Later, I found that I should not find #21 (59) and #25 (67) on the way to the north. I should find them on the way back to the south.

When I reached the SE part of the map, there were only 10 minutes left. I forgot to pick up #14 (48), the one that was close to Oi Fai Camp. Then, I used to remaining to pick up the checkpoints with smaller values. I did not see that the two checkpoints (#11 (44) and #13 (47)) that I did not have time to pick had higher point values.

When passing the finish line at Ming Fai Camp, I had slightly <1 min to spare.

Overall, I felt quite good because I did not feel lost at anytime during the course. This feeling got better because I found many of these checkpoints in the dark. I gotta say that the reflective strips on the checkpoints were really reflective to my headlamp. Once I knew where the checkpoints were approximately located, I could see these reflection without any problems.

I skipped 4 points that were worth 110 points. I got a total of 450/560. I wondered if any elites could sweep the whole course (i.e. 560/560).


I went back to the event center to print the results, pick up the key for lodging in Ming Fai Camp, and pick up a cup noodle (without a fork), a cake, and a carton of juice for tonight's dinner and tomorrow's breakfast (certainly not enough for me). Then, I looked at the preliminary results. Huh? Nobody got over 400 points? Even when the result was final, there were only 2 people got over 400 points, and I was one of them.

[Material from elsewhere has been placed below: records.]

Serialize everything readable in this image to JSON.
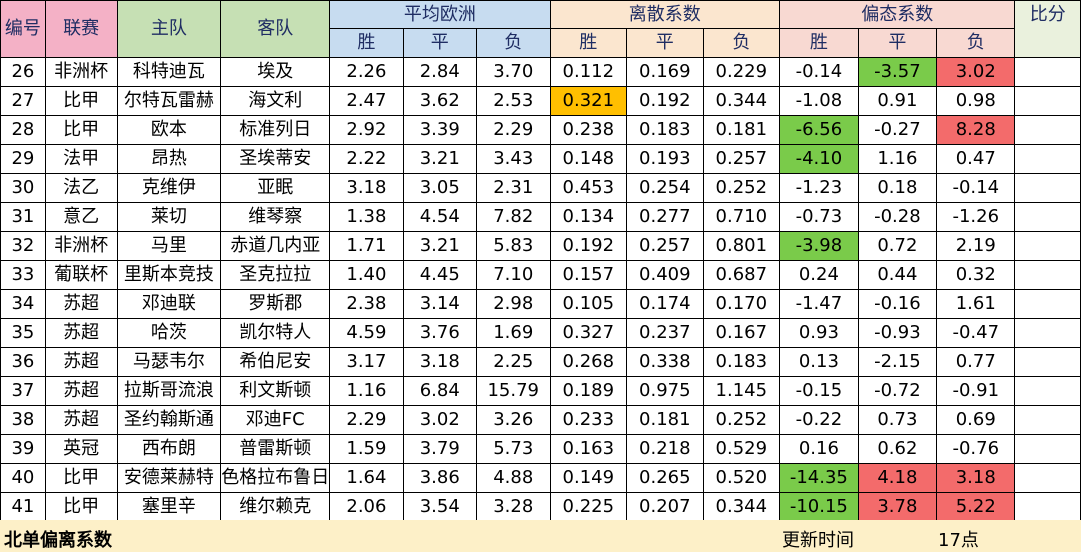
{
  "header": {
    "id": "编号",
    "league": "联赛",
    "home": "主队",
    "away": "客队",
    "avg_odds": "平均欧洲",
    "dispersion": "离散系数",
    "skewness": "偏态系数",
    "score": "比分",
    "win": "胜",
    "draw": "平",
    "lose": "负"
  },
  "rows": [
    {
      "id": "26",
      "league": "非洲杯",
      "home": "科特迪瓦",
      "away": "埃及",
      "odds": [
        "2.26",
        "2.84",
        "3.70"
      ],
      "disp": [
        "0.112",
        "0.169",
        "0.229"
      ],
      "skew": [
        "-0.14",
        "-3.57",
        "3.02"
      ],
      "skew_hl": [
        "",
        "green",
        "red"
      ],
      "disp_hl": [
        "",
        "",
        ""
      ]
    },
    {
      "id": "27",
      "league": "比甲",
      "home": "尔特瓦雷赫",
      "away": "海文利",
      "odds": [
        "2.47",
        "3.62",
        "2.53"
      ],
      "disp": [
        "0.321",
        "0.192",
        "0.344"
      ],
      "skew": [
        "-1.08",
        "0.91",
        "0.98"
      ],
      "skew_hl": [
        "",
        "",
        ""
      ],
      "disp_hl": [
        "orange",
        "",
        ""
      ]
    },
    {
      "id": "28",
      "league": "比甲",
      "home": "欧本",
      "away": "标准列日",
      "odds": [
        "2.92",
        "3.39",
        "2.29"
      ],
      "disp": [
        "0.238",
        "0.183",
        "0.181"
      ],
      "skew": [
        "-6.56",
        "-0.27",
        "8.28"
      ],
      "skew_hl": [
        "green",
        "",
        "red"
      ],
      "disp_hl": [
        "",
        "",
        ""
      ]
    },
    {
      "id": "29",
      "league": "法甲",
      "home": "昂热",
      "away": "圣埃蒂安",
      "odds": [
        "2.22",
        "3.21",
        "3.43"
      ],
      "disp": [
        "0.148",
        "0.193",
        "0.257"
      ],
      "skew": [
        "-4.10",
        "1.16",
        "0.47"
      ],
      "skew_hl": [
        "green",
        "",
        ""
      ],
      "disp_hl": [
        "",
        "",
        ""
      ]
    },
    {
      "id": "30",
      "league": "法乙",
      "home": "克维伊",
      "away": "亚眠",
      "odds": [
        "3.18",
        "3.05",
        "2.31"
      ],
      "disp": [
        "0.453",
        "0.254",
        "0.252"
      ],
      "skew": [
        "-1.23",
        "0.18",
        "-0.14"
      ],
      "skew_hl": [
        "",
        "",
        ""
      ],
      "disp_hl": [
        "",
        "",
        ""
      ]
    },
    {
      "id": "31",
      "league": "意乙",
      "home": "莱切",
      "away": "维琴察",
      "odds": [
        "1.38",
        "4.54",
        "7.82"
      ],
      "disp": [
        "0.134",
        "0.277",
        "0.710"
      ],
      "skew": [
        "-0.73",
        "-0.28",
        "-1.26"
      ],
      "skew_hl": [
        "",
        "",
        ""
      ],
      "disp_hl": [
        "",
        "",
        ""
      ]
    },
    {
      "id": "32",
      "league": "非洲杯",
      "home": "马里",
      "away": "赤道几内亚",
      "odds": [
        "1.71",
        "3.21",
        "5.83"
      ],
      "disp": [
        "0.192",
        "0.257",
        "0.801"
      ],
      "skew": [
        "-3.98",
        "0.72",
        "2.19"
      ],
      "skew_hl": [
        "green",
        "",
        ""
      ],
      "disp_hl": [
        "",
        "",
        ""
      ]
    },
    {
      "id": "33",
      "league": "葡联杯",
      "home": "里斯本竞技",
      "away": "圣克拉拉",
      "odds": [
        "1.40",
        "4.45",
        "7.10"
      ],
      "disp": [
        "0.157",
        "0.409",
        "0.687"
      ],
      "skew": [
        "0.24",
        "0.44",
        "0.32"
      ],
      "skew_hl": [
        "",
        "",
        ""
      ],
      "disp_hl": [
        "",
        "",
        ""
      ]
    },
    {
      "id": "34",
      "league": "苏超",
      "home": "邓迪联",
      "away": "罗斯郡",
      "odds": [
        "2.38",
        "3.14",
        "2.98"
      ],
      "disp": [
        "0.105",
        "0.174",
        "0.170"
      ],
      "skew": [
        "-1.47",
        "-0.16",
        "1.61"
      ],
      "skew_hl": [
        "",
        "",
        ""
      ],
      "disp_hl": [
        "",
        "",
        ""
      ]
    },
    {
      "id": "35",
      "league": "苏超",
      "home": "哈茨",
      "away": "凯尔特人",
      "odds": [
        "4.59",
        "3.76",
        "1.69"
      ],
      "disp": [
        "0.327",
        "0.237",
        "0.167"
      ],
      "skew": [
        "0.93",
        "-0.93",
        "-0.47"
      ],
      "skew_hl": [
        "",
        "",
        ""
      ],
      "disp_hl": [
        "",
        "",
        ""
      ]
    },
    {
      "id": "36",
      "league": "苏超",
      "home": "马瑟韦尔",
      "away": "希伯尼安",
      "odds": [
        "3.17",
        "3.18",
        "2.25"
      ],
      "disp": [
        "0.268",
        "0.338",
        "0.183"
      ],
      "skew": [
        "0.13",
        "-2.15",
        "0.77"
      ],
      "skew_hl": [
        "",
        "",
        ""
      ],
      "disp_hl": [
        "",
        "",
        ""
      ]
    },
    {
      "id": "37",
      "league": "苏超",
      "home": "拉斯哥流浪",
      "away": "利文斯顿",
      "odds": [
        "1.16",
        "6.84",
        "15.79"
      ],
      "disp": [
        "0.189",
        "0.975",
        "1.145"
      ],
      "skew": [
        "-0.15",
        "-0.72",
        "-0.91"
      ],
      "skew_hl": [
        "",
        "",
        ""
      ],
      "disp_hl": [
        "",
        "",
        ""
      ]
    },
    {
      "id": "38",
      "league": "苏超",
      "home": "圣约翰斯通",
      "away": "邓迪FC",
      "odds": [
        "2.29",
        "3.02",
        "3.26"
      ],
      "disp": [
        "0.233",
        "0.181",
        "0.252"
      ],
      "skew": [
        "-0.22",
        "0.73",
        "0.69"
      ],
      "skew_hl": [
        "",
        "",
        ""
      ],
      "disp_hl": [
        "",
        "",
        ""
      ]
    },
    {
      "id": "39",
      "league": "英冠",
      "home": "西布朗",
      "away": "普雷斯顿",
      "odds": [
        "1.59",
        "3.79",
        "5.73"
      ],
      "disp": [
        "0.163",
        "0.218",
        "0.529"
      ],
      "skew": [
        "0.16",
        "0.62",
        "-0.76"
      ],
      "skew_hl": [
        "",
        "",
        ""
      ],
      "disp_hl": [
        "",
        "",
        ""
      ]
    },
    {
      "id": "40",
      "league": "比甲",
      "home": "安德莱赫特",
      "away": "色格拉布鲁日",
      "odds": [
        "1.64",
        "3.86",
        "4.88"
      ],
      "disp": [
        "0.149",
        "0.265",
        "0.520"
      ],
      "skew": [
        "-14.35",
        "4.18",
        "3.18"
      ],
      "skew_hl": [
        "green",
        "red",
        "red"
      ],
      "disp_hl": [
        "",
        "",
        ""
      ]
    },
    {
      "id": "41",
      "league": "比甲",
      "home": "塞里辛",
      "away": "维尔赖克",
      "odds": [
        "2.06",
        "3.54",
        "3.28"
      ],
      "disp": [
        "0.225",
        "0.207",
        "0.344"
      ],
      "skew": [
        "-10.15",
        "3.78",
        "5.22"
      ],
      "skew_hl": [
        "green",
        "red",
        "red"
      ],
      "disp_hl": [
        "",
        "",
        ""
      ]
    }
  ],
  "footer": {
    "title": "北单偏离系数",
    "update_label": "更新时间",
    "update_time": "17点"
  },
  "colors": {
    "green": "#7acb4a",
    "red": "#f36b6b",
    "orange": "#ffbf00"
  }
}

Where were the elites? I felt that the true elites could sweep the whole course except getting #28 (70). There were actually more people in the MO (man open, in pairs) and the MC (man challenge, single) groups to compete with than the ME group. I also knew some people in the MO group ran much faster than me.

I did know that some elites went to the north first and picked up #28 (70) for the 50 points. In their situation, it was less obvious that this point was not worth of the time.

Anyway, this was the first time that I got into the first 3 places in an orienteering that needs running (i.e. not trail-O). Let's see what I would get.

As a second place, I did not only get a medal, but I also got a cup and ... VG Cellumed - Swiss Skincare Product. Who would like to use it? I guess females are more likely to be interested in such products.


I finished the cup noodles (using the straw from the drink as fork) and the drink before the award ceremony, but I was still hungry. I went back to the village and found only several dessert shops open. After getting dessert, I went to a store to buy a drink for tomorrow's breakfast.

I returned to Ming Fai Camp that I had not been for >10 years. The place seemed to look very different now. I remembered that the rooms were segregated by cutting one half of rooms for the guys and another half for the gals. Now, the rooms had no such distinctions.

Before sleeping, I thought about if I could optimize my route more to get more points. However, I could not think of any unless I could run faster.